Friday, August 6, 2010

D-Day





Well, here we are. August 6. 5th Anniversary. Our son's due date.

We've had a pretty wonderful 5 years, and I'm happy to say that marriage continues to get better. As our love for each other deepens, so does our patience, wisdom, character, and joy. We have sharpened each other, and grown into people more fit to do good in the world. And we hope, fit to be just the right kind of parents to nurture our little boy.

Our focus has been so baby-heavy, that we've scarcely thought about celebrating our marriage. In a way, baby is a celebration of marriage. Still, since we are here, and I have yet to go into labor, we have dinner plans at the Troutdale Bistro, a little local place downtown where we happen to have a great gift certificate. And this morning, I made a quiche, crust from scratch and everything. So, we're staying sweet around here, in spite of the frustration of one more day of waiting.

Mom flies in tomorrow around noon, and it will be so dear to see her. I had thought when we booked the ticket last month that there would be a baby by then, but alas, time will tell if things start moving in the next 24 hours. At this week's doctor's appointment, the doc scheduled an induction for Tuesday the 10th, though if we don't mind a different doctor performing it, he will let us put off induction until Friday the 13th...but wait a minute...who wants that? Maybe the 12th? Or we could just say, "No way, Jose, you're not inducing until at least 42 weeks." We could just put our foot down. Like my mother-in-law continues to remind us, "All babies are born eventually." Still, she doesn't understand our doctor's rationale that we might be better off and less likely to have a c-section if baby doesn't get too big.
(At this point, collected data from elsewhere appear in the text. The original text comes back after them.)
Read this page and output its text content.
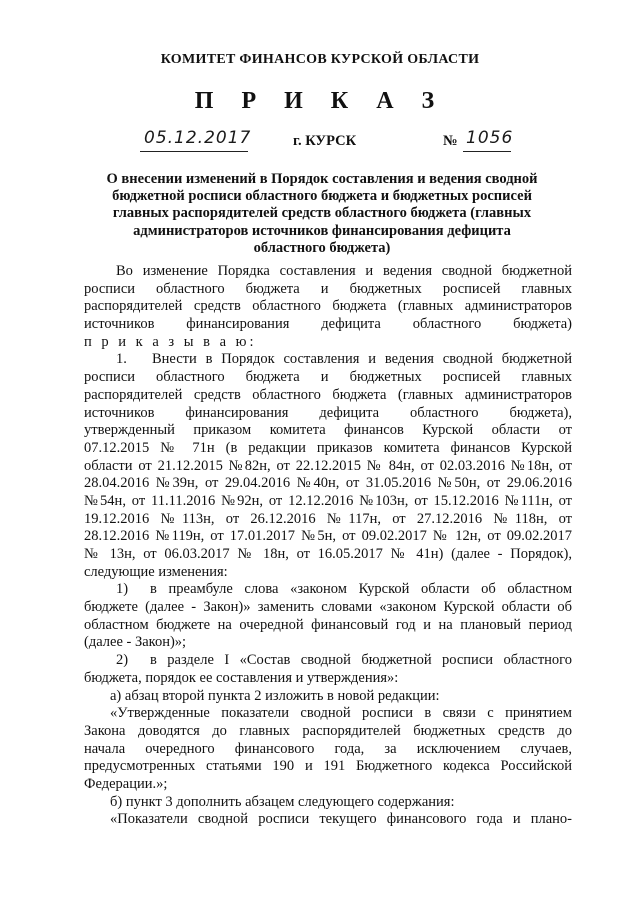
КОМИТЕТ ФИНАНСОВ КУРСКОЙ ОБЛАСТИ
П Р И К А З
05.12.2017	г. КУРСК	№ 1056
О внесении изменений в Порядок составления и ведения сводной
бюджетной росписи областного бюджета и бюджетных росписей
главных распорядителей средств областного бюджета (главных
администраторов источников финансирования дефицита
областного бюджета)
Во изменение Порядка составления и ведения сводной бюджетной
росписи областного бюджета и бюджетных росписей главных
распорядителей средств областного бюджета (главных администраторов
источников финансирования дефицита областного бюджета)
п р и к а з ы в а ю:
1. Внести в Порядок составления и ведения сводной бюджетной
росписи областного бюджета и бюджетных росписей главных
распорядителей средств областного бюджета (главных администраторов
источников финансирования дефицита областного бюджета),
утвержденный приказом комитета финансов Курской области от
07.12.2015 № 71н (в редакции приказов комитета финансов Курской
области от 21.12.2015 №82н, от 22.12.2015 № 84н, от 02.03.2016 №18н, от
28.04.2016 №39н, от 29.04.2016 №40н, от 31.05.2016 №50н, от 29.06.2016
№54н, от 11.11.2016 №92н, от 12.12.2016 №103н, от 15.12.2016 №111н, от
19.12.2016 №113н, от 26.12.2016 №117н, от 27.12.2016 №118н, от
28.12.2016 №119н, от 17.01.2017 №5н, от 09.02.2017 № 12н, от 09.02.2017
№ 13н, от 06.03.2017 № 18н, от 16.05.2017 № 41н) (далее - Порядок),
следующие изменения:
1) в преамбуле слова «законом Курской области об областном
бюджете (далее - Закон)» заменить словами «законом Курской области об
областном бюджете на очередной финансовый год и на плановый период
(далее - Закон)»;
2) в разделе I «Состав сводной бюджетной росписи областного
бюджета, порядок ее составления и утверждения»:
а) абзац второй пункта 2 изложить в новой редакции:
«Утвержденные показатели сводной росписи в связи с принятием
Закона доводятся до главных распорядителей бюджетных средств до
начала очередного финансового года, за исключением случаев,
предусмотренных статьями 190 и 191 Бюджетного кодекса Российской
Федерации.»;
б) пункт 3 дополнить абзацем следующего содержания:
«Показатели сводной росписи текущего финансового года и плано-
But try telling that to a woman who had a 10 pound baby naturally, 5 weeks late.

If I haven't had a baby by Sunday, I'm considering castor oil. I'm not kidding.

I guess it's hard to be patient when most of my pregnant friends have had their babies early. But the truth is, early babies don't run in my family. According to my mom, I was born the day after my due date, and my three sisters were born 11 days after theirs, 2 of whom were induced.
I think I got my hopes up with the doctor's reports of dilation and effacement, but I've been 4 cm and 80% for 2 weeks. And the rule appears to be, every woman is different, and the amount of dilation isn't really a predictor of when you'll go into labor. Unless, that is, you've had several kids and you know your body that well. This being my first, it's just a guessing game.
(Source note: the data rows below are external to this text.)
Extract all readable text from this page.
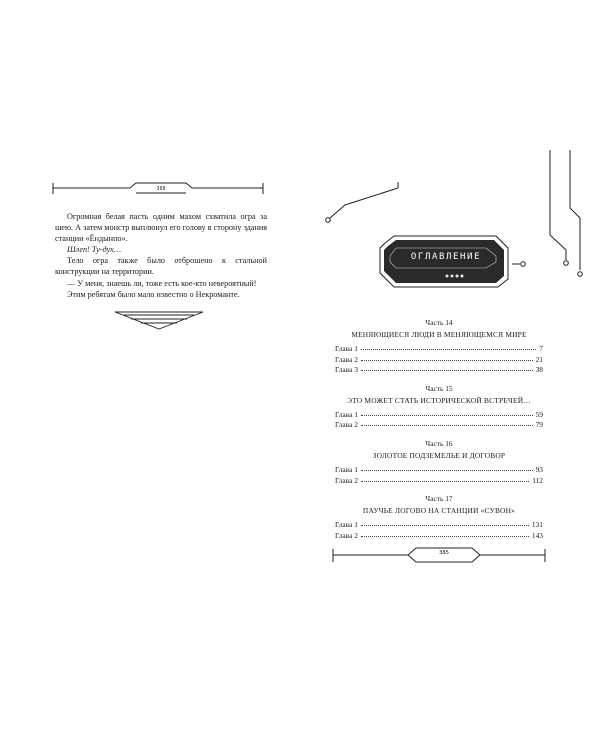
388

Огромная белая пасть одним махом схватила огра за шею. А затем монстр выплюнул его голову в сторону здания станции «Ёндынпо».

Шлеп! Ту-дух…

Тело огра также было отброшено к стальной конструкции на территории.

— У меня, знаешь ли, тоже есть кое-кто невероятный!

Этим ребятам было мало известно о Некроманте.

ОГЛАВЛЕНИЕ
Часть 14
МЕНЯЮЩИЕСЯ ЛЮДИ В МЕНЯЮЩЕМСЯ МИРЕ
Глава 1	7
Глава 2	21
Глава 3	38
Часть 15
ЭТО МОЖЕТ СТАТЬ ИСТОРИЧЕСКОЙ ВСТРЕЧЕЙ…
Глава 1	59
Глава 2	79
Часть 16
ЗОЛОТОЕ ПОДЗЕМЕЛЬЕ И ДОГОВОР
Глава 1	93
Глава 2	112
Часть 17
ПАУЧЬЕ ЛОГОВО НА СТАНЦИИ «СУВОН»
Глава 1	131
Глава 2	143
385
The good news is, baby's healthy, I'm healthy, Brandon's happy, the house is perfect. We've got the best community in the world to support us through this. People are praying, and God's timing will be exact. So really, what's a few more days? If I really don't want to be induced Tuesday, I can always call Monday and push it back a little. No harm done, right?



P.S. Happy Birthday to Harper Faye, who's birthday we hijacked for our anniversary and maybe our son's birthday.